The volatility is now 0.78% (12.3% annualised) and the TGARCH plot is obviously displaying a volatility curve which is “trying” to complete its mean revert process in order to settle around the long term balance point which, for the German Bund, is around the 0.4% threshold (6.3% in annual terms).

Additionally, the intervention of the ECB, which desperately bought up Italian and Spanish bonds on the secondary market in order to calm down investors and decrease the yields which were dangerously close to the 7% break point, managed to throw some water on the fire, at least in the short term.

The HyperVolatility team is bearish German Bund futures because the inverse leverage effect, and therefore the positive correlation between the price action and its volatility, will accompany a down move of the price itself. As a consequence, futures should get back to 130 by Friday and eventually break through this level.

Like the Swiss Franc, the German Bund has an inverted reaction to bad macroeconomics news.
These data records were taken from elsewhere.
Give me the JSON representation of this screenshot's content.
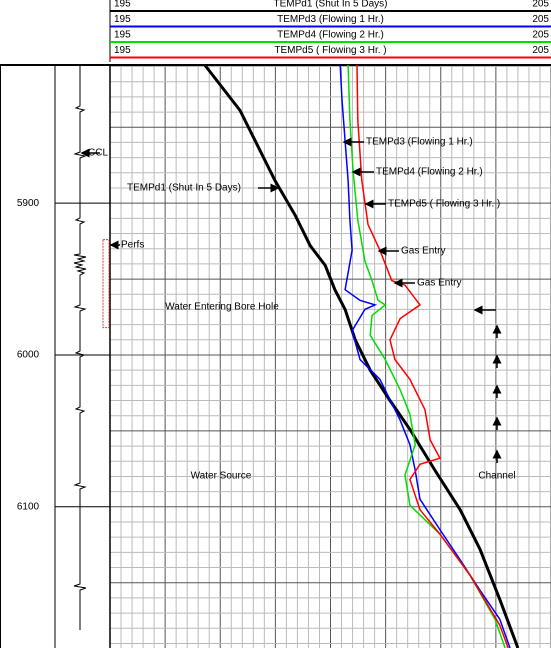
{
  "chart_data": {
    "type": "line",
    "xlim": [
      195,
      205
    ],
    "ylim": [
      5809,
      6193
    ],
    "yticks": [
      5900,
      6000,
      6100
    ],
    "xgrid": {
      "step": 0.25,
      "major_step": 1.25
    },
    "ygrid": {
      "step": 10,
      "major_step": 50
    },
    "grid": true,
    "series": [
      {
        "name": "TEMPd1 (Shut In 5 Days)",
        "color": "#000000",
        "x": [
          197.15,
          197.95,
          198.74,
          199.2,
          199.54,
          199.88,
          200.1,
          200.33,
          200.56,
          200.9,
          201.35,
          201.8,
          202.37,
          202.94,
          203.39,
          203.84,
          204.25
        ],
        "values": [
          5809,
          5839,
          5885,
          5908,
          5928,
          5941,
          5957,
          5970,
          5990,
          6010,
          6030,
          6049,
          6076,
          6102,
          6128,
          6161,
          6193
        ]
      },
      {
        "name": "TEMPd3 (Flowing 1 Hr.)",
        "color": "#0000ff",
        "x": [
          200.22,
          200.26,
          200.33,
          200.4,
          200.44,
          200.49,
          200.33,
          200.67,
          201.01,
          200.78,
          200.49,
          200.67,
          201.12,
          201.58,
          201.8,
          201.92,
          202.03,
          202.48,
          202.94,
          203.39,
          203.84,
          204.07
        ],
        "values": [
          5809,
          5832,
          5859,
          5885,
          5911,
          5931,
          5957,
          5964,
          5967,
          5970,
          5984,
          6003,
          6016,
          6043,
          6059,
          6076,
          6095,
          6115,
          6135,
          6155,
          6174,
          6193
        ]
      },
      {
        "name": "TEMPd4 (Flowing 2 Hr.)",
        "color": "#00dd00",
        "x": [
          200.4,
          200.44,
          200.51,
          200.62,
          200.78,
          200.94,
          201.08,
          201.24,
          200.94,
          200.9,
          201.24,
          201.58,
          201.8,
          201.92,
          201.69,
          201.8,
          202.48,
          203.16,
          203.73,
          203.96
        ],
        "values": [
          5809,
          5845,
          5878,
          5911,
          5938,
          5951,
          5964,
          5967,
          5974,
          5987,
          6003,
          6023,
          6039,
          6059,
          6079,
          6099,
          6118,
          6145,
          6174,
          6193
        ]
      },
      {
        "name": "TEMPd5 ( Flowing 3 Hr. )",
        "color": "#ff0000",
        "x": [
          200.6,
          200.62,
          200.71,
          200.85,
          201.12,
          201.39,
          201.69,
          202.03,
          201.58,
          201.35,
          201.46,
          201.8,
          202.14,
          202.26,
          202.48,
          202.03,
          201.8,
          202.03,
          202.48,
          203.16,
          203.84,
          204.03
        ],
        "values": [
          5809,
          5845,
          5885,
          5914,
          5931,
          5951,
          5954,
          5967,
          5976,
          5990,
          6003,
          6016,
          6036,
          6056,
          6068,
          6072,
          6082,
          6102,
          6118,
          6145,
          6178,
          6193
        ]
      }
    ],
    "perfs": [
      5924,
      5982
    ],
    "annotations": [
      "CCL",
      "Perfs",
      "TEMPd1 (Shut In 5 Days)",
      "TEMPd3 (Flowing 1 Hr.)",
      "TEMPd4 (Flowing 2 Hr.)",
      "TEMPd5 ( Flowing 3 Hr. )",
      "Gas Entry",
      "Gas Entry",
      "Water Entering Bore Hole",
      "Water Source",
      "Channel"
    ]
  }
}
Therefore, should the market be hit with further downgrading and/or bearish figures the price could jump back up and touch the 136 – 137 zone.

German Bund Futures Volatility Forecast (08/08/2011)

German Bund futures opened at 131.2 on Monday and remained at that level on Tuesday too but it plummeted to 131.7 on Wednesday, jumped to 133.2 on Thursday and closed to 130.8 on Friday.

The volatility is now 0.81% (12.8% in annual terms) and the TGARCH plot is showing an upward sloping curve which does not display any retracement and that is signalling an ulterior augment of the oscillation rate in the upcoming trading days.

As we proved in one of our quant research (which can be watched on our YouTube channel: HyperVolatility Channel) German Bund futures volatility respond inversely to bad macroeconomics news more than any other “safe assets” and this explains the great burst in the conditional variance last week.

The fact that the ECB is now buying Spanish and Italian debt securities is not going to change the fact that the global economy is slowing down, investors are literally freaking out and therefore the high volatility should be interpreted as a very bullish signal.

The HyperVolatility team is bullish German Bund futures because the explosion in volatility is, in this case, a clear signal that the buying pressure is particularly intense and likely to continue. Hence, we believe that futures prices will head north once again and eventually retest the 135 area by Friday.

However, an ulterior bad macroeconomics announcement could easily send German Bund futures prices through the roof (read 136 – 137) and smash down its already low yields favouring a decrease in Germany’s borrowing costs.